The lock and pin has a pin attached to a silicon liner that is put on the stump. The pin is inserted inside a pinhole which then locks the stump in place.

Elevated vacuum suspension uses an active pump to create negative pressure which means that it will be constantly pulling the limb in the socket [5].

The suction locking system is a sealed chamber in the socket. The suction suspension is created during the swing phase of the person's stride, which creates the negative pressure [5].

The other components are put on by using either adhesive or bolt-ons, the latter of which are more used for permanency. To make it appear human-like, the technician will cover the limb with foam to match the patient's skin tone.

The Future of Prosthetics and Orthotics

The field of prosthetics and orthotics is constantly growing, and each device is an improvement on the previous one. The prosthetic device is very complex, but scientists are working on making them simple. Many patients don’t wear their prosthesis or orthosis due to it causing too much pain. Since they do not wear it, many of their issues become worse and lead to more pain. The best course of action to solve these issues is to make prosthetics and orthotics more comfortable and discreet, thereby encouraging people to wear them for a longer period of time .

In the near future, bionic arms and legs will prevail. There are many companies researching to create an artificial limb that replicates the human arm. Many of them are using neurology to improve prosthesis through a field of study known as neuroprosthetics. For instance, Dr. Sliman Bensmaia of the University of Chicago has been researching bionic prosthetics that allows the user to actually touch and feel objects. By putting “electrodes in the motor cortex,” Bensmaia and other researchers have created a method so when [a tetraplegic patient] tries to move their arm, or imagines moving their arm, there is a characteristic pattern of activation in this motor part of the brain” [6]. Furthermore, Sweden has also been researching a new bionic prosthesis that can be controlled with the mind. This prosthesis is directly attached to the bone through a process called osseointegration, which completely eliminates the use of sockets and the discomfort that patients experience with a normal prosthesis. In this new creation, electrodes are attached, which will pick up the brain's signals and allow the user to move the limb in natural ways [7].

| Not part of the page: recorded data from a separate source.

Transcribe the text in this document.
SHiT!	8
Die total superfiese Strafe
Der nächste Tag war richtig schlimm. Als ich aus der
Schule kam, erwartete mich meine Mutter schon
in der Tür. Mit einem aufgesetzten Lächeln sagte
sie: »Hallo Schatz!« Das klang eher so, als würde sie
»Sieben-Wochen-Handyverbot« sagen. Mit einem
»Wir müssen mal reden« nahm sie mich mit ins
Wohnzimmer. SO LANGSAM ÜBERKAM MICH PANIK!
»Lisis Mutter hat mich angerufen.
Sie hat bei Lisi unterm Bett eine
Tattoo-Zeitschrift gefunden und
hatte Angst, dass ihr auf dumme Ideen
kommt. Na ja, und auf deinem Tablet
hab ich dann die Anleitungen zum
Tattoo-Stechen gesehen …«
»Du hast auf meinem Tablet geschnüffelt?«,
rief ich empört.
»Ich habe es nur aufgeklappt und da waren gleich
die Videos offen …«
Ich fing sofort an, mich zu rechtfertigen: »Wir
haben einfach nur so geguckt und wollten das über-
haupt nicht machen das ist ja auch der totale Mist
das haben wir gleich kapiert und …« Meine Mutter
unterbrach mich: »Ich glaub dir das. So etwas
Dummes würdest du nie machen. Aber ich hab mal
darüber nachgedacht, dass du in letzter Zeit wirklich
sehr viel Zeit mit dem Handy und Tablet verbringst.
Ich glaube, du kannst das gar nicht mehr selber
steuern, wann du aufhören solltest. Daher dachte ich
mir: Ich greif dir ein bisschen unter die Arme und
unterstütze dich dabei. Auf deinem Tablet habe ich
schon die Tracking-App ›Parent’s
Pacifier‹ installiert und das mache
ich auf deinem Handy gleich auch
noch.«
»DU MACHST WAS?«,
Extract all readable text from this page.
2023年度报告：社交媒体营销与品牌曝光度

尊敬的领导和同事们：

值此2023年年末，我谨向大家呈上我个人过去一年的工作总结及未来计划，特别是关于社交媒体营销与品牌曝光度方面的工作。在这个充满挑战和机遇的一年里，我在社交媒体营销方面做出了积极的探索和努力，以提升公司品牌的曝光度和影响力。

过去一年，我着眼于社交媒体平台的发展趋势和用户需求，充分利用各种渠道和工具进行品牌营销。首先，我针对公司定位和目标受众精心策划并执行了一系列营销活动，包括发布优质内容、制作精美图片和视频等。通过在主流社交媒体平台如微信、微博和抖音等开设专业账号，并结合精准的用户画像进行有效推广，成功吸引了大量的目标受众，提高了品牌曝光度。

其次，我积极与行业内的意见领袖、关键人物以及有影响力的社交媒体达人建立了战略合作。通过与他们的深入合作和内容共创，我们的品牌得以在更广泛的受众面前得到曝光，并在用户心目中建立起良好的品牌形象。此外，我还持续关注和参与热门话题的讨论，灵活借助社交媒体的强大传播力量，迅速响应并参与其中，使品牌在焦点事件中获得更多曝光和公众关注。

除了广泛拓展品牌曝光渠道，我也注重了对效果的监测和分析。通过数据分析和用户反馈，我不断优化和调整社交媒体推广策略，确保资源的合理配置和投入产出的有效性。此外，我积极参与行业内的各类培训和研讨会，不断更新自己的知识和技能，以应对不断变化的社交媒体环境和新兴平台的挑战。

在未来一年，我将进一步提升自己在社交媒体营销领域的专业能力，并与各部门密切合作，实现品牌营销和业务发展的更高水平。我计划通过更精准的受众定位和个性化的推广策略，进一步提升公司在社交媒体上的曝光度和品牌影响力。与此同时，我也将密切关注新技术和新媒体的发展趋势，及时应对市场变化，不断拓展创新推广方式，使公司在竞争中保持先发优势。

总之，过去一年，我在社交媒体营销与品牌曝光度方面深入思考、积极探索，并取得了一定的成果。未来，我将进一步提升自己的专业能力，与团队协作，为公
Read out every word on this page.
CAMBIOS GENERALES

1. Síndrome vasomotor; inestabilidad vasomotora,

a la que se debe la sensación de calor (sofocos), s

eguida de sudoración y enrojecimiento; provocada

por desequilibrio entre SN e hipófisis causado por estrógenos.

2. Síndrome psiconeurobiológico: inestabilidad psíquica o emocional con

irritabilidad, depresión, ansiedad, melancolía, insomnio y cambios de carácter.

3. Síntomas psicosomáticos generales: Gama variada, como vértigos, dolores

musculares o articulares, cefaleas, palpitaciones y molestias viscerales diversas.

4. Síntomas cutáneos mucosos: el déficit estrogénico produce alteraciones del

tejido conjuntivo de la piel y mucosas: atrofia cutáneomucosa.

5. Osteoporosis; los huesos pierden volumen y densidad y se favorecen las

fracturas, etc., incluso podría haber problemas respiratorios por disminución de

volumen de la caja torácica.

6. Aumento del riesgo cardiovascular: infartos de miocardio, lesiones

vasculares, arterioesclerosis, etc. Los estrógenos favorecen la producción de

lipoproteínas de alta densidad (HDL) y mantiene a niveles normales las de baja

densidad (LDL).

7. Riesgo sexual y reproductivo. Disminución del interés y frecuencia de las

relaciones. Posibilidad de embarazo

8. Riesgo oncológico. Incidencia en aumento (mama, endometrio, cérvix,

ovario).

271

With new advances in the biomedical field, such as nanorobotics and tissue engineering, the prosthetic field continues to grow at a rapid pace. In the near future, it won’t be surprising to see a prosthesis that can replicate the movements of any limb.

[1] “Amputee Statistics You Ought to Know.” Advanced Amputees, 2012, advancedamputees.com/amputee-statistics-you-ought-know.

[2] Hashem, Mariam. “Emotional and Psychological Reactions to Amputation.” Physiopedia, www.physio-pedia.com/Emotional_and_Psychological_Reactions_to_Amputation.

[3] Davis, Charles Patrick. “Medical Definition of Prosthetic.” MedicineNet, MedicineNet, 29 March 2021, www.medicinenet.com/prosthetic/definition.html.

[4] Shores, Jaimie Troyal. “Amputation.” Johns Hopkins Medicine, www.hopkinsmedicine.org/health/treatment-tests-and-therapies/amputation.

[5] Amputee Store. “What Is the Difference between Vacuum and Suction Suspension Systems?” Amputee Store, amputeestore.com/pages/what-is-the-difference-between-vacuum-and-suction-suspension-systems.

[6] Wood, Matt. “UChicago Neuroscientists Expand Possibilities for Realistic Prosthetic Limbs.” University of Chicago News, 9 Sept. 2020, news.uchicago.edu/story/uchicago-neuroscientists-expand-possibilities-realistic-prosthetic-limb.

[7] “In the Media: The Future of Prosthetics Might Be in This Mind-Controlled Bionic Arm.” day.yale.edu/news/media-future-prosthetics-might-be-mind-controlled-bionic-arm.